In my view, the only sensible attitude is that taken by the large, powerful and militant Landless Workers' Movement (MST) in Brazil. The MST supported Lula in 2002, and despite all he failed to do that he had promised, they supported his re-election in 2006. They did it in full cognizance of the limitations of his government, because the alternative was clearly worse. What they also did, however, was to maintain constant pressure on the government--meeting with it, denouncing it publicly when it deserved it and organizing on the ground against its failures.
The MST would be a good model for the US left, if we had anything comparable in terms of a strong social movement. We don't, but that shouldn't stop us from trying to patch one together as best we can and do as the MST does--press Obama openly, publicly and hard--all the time, and of course cheering him on when he does the right thing. What we want from Obama is not social transformation. He neither wishes to, nor is able to, offer us that. We want from him measures that will minimize the pain and suffering of most people right now. That he can do, and that is where pressure on him may make a difference.
The middle run is quite different. And here Obama is irrelevant, as are all the other left-of-center governments. What is going on is the disintegration of capitalism as a world system, not because it can't guarantee welfare for the vast majority (it never could do that) but because it can no longer ensure that capitalists will have the endless accumulation of capital that is their raison d'être. We have arrived at a moment in which neither farsighted capitalists nor their opponents (us) are trying to preserve the system. We are both trying to establish a new system, but of course we have very different, indeed radically opposed, ideas about the nature of such a system.
Because the system has moved very far from equilibrium, it has become chaotic. We are seeing wild fluctuations in all the usual economic indicators--the prices of commodities, the relative value of currencies, the real levels of taxation, the quantity of items produced and traded. Since no one really knows, practically from day to day, where these indicators will shift, no one can sensibly plan anything.

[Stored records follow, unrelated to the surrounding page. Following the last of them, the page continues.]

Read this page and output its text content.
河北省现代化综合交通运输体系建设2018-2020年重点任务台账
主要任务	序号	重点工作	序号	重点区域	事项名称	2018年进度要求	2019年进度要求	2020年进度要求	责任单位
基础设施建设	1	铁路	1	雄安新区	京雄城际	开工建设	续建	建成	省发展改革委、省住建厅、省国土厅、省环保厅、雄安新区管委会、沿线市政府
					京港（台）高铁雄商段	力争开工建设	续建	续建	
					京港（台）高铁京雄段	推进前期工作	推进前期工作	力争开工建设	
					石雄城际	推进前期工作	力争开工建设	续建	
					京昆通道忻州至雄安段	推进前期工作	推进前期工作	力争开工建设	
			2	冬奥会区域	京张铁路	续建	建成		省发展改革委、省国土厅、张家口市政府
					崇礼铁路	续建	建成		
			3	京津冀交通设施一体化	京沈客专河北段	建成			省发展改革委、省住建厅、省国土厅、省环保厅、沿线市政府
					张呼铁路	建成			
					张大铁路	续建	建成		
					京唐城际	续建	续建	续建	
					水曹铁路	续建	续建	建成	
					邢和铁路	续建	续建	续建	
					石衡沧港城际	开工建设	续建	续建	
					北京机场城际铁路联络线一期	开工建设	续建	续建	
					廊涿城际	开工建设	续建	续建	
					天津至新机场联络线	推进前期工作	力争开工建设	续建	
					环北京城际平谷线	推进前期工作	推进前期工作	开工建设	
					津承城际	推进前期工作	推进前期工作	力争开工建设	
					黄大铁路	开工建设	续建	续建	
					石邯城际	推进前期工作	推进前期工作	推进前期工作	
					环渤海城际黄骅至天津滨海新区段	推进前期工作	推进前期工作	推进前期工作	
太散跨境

In such a situation, no one is sure what measures will be best, whatever their politics. This practical intellectual confusion lends itself to frantic demagoguery of all kinds. The system is bifurcating, which means that in twenty to forty years there will be some new system, which will create order out of chaos. But we don't know what that system will be.
What can we do? First of all, we must be clear what the battle is about. It is the battle between the spirit of Davos (for a new system that is not capitalism but is nonetheless hierarchical, exploitative and polarizing) and the spirit of Porto Alegre (a new system that is relatively democratic and relatively egalitarian). No lesser evil here. It's one or the other.
What must the left do? Promote intellectual clarity about the fundamental choice. Then organize at a thousand levels and in a thousand ways to push things in the right direction. The primary thing to do is to encourage the decommodification of as much as we can decommodify. The second is to experiment with all kinds of new structures that make better sense in terms of global justice and ecological sanity. And the third thing we must do is to encourage sober optimism. Victory is far from certain. But it is possible.
So, to resume: work in the short run to minimize pain, and in the middle run to ensure that the new system that will emerge will be a better one and not a worse one. But do the latter without triumphalism, and knowing that the struggle will be tremendously difficult.